GUID-93887A20-869C-4B65-98D0-54661E905F9F-low.gifFigure 7-15 SPI Transaction Between MCU and SPI version of the device

A valid frame must meet the following conditions:

  • The SCLK pin must be low when the nSCS pin goes low and when the nSCS pin goes high.
  • The nSCS pin should be taken high for at least 500 ns between frames.
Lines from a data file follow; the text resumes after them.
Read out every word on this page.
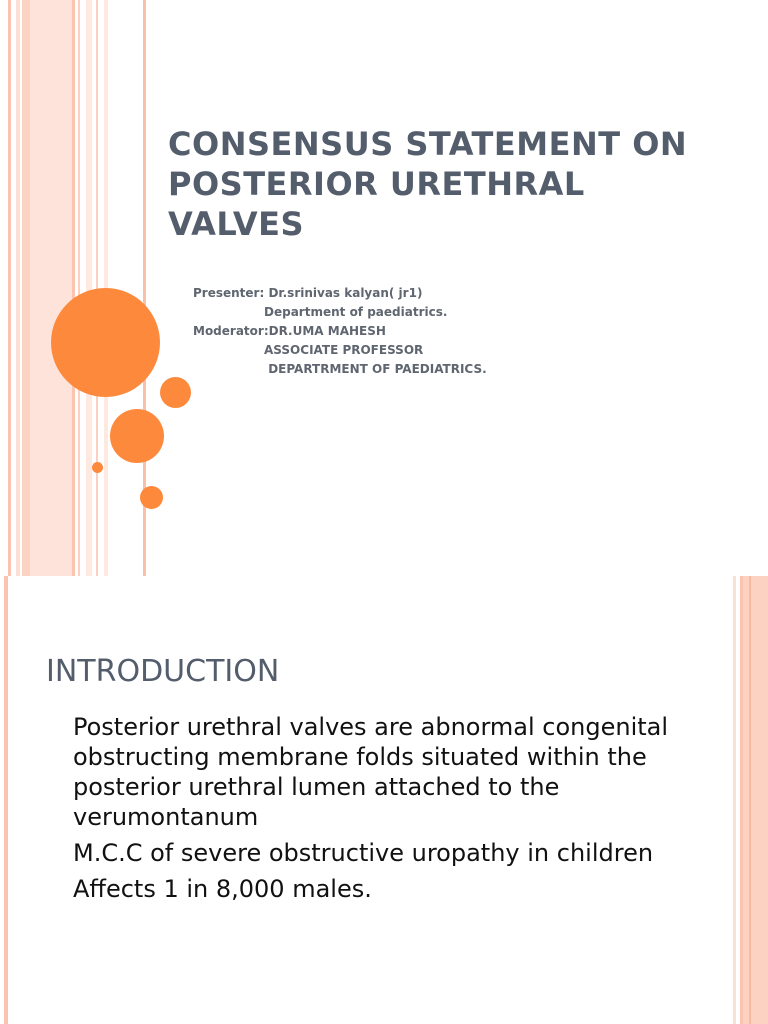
CONSENSUS STATEMENT ON POSTERIOR URETHRAL VALVES
Presenter: Dr.srinivas kalyan( jr1)
Department of paediatrics.
Moderator:DR.UMA MAHESH
ASSOCIATE PROFESSOR
DEPARTRMENT OF PAEDIATRICS.
INTRODUCTION
Posterior urethral valves are abnormal congenital obstructing membrane folds situated within the posterior urethral lumen attached to the verumontanum
M.C.C of severe obstructive uropathy in children
Affects 1 in 8,000 males.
  • When the nSCS pin is asserted high, any signals at the SCLK and SDI pins are ignored, and the SDO pin is in the high-impedance state (Hi-Z).
  • Full 16 SCLK cycles must occur.
  • Data is captured on the falling edge of the clock and data is driven on the rising edge of the clock.
  • The most-significant bit (MSB) is shifted in and out first.
  • If the data word sent to SDI pin is less than 16 bits or more than 16 bits, a frame error occurs and the data word is ignored.
  • For a write command, the existing data in the register being written to is shifted out on the SDO pin following the 8-bit command data.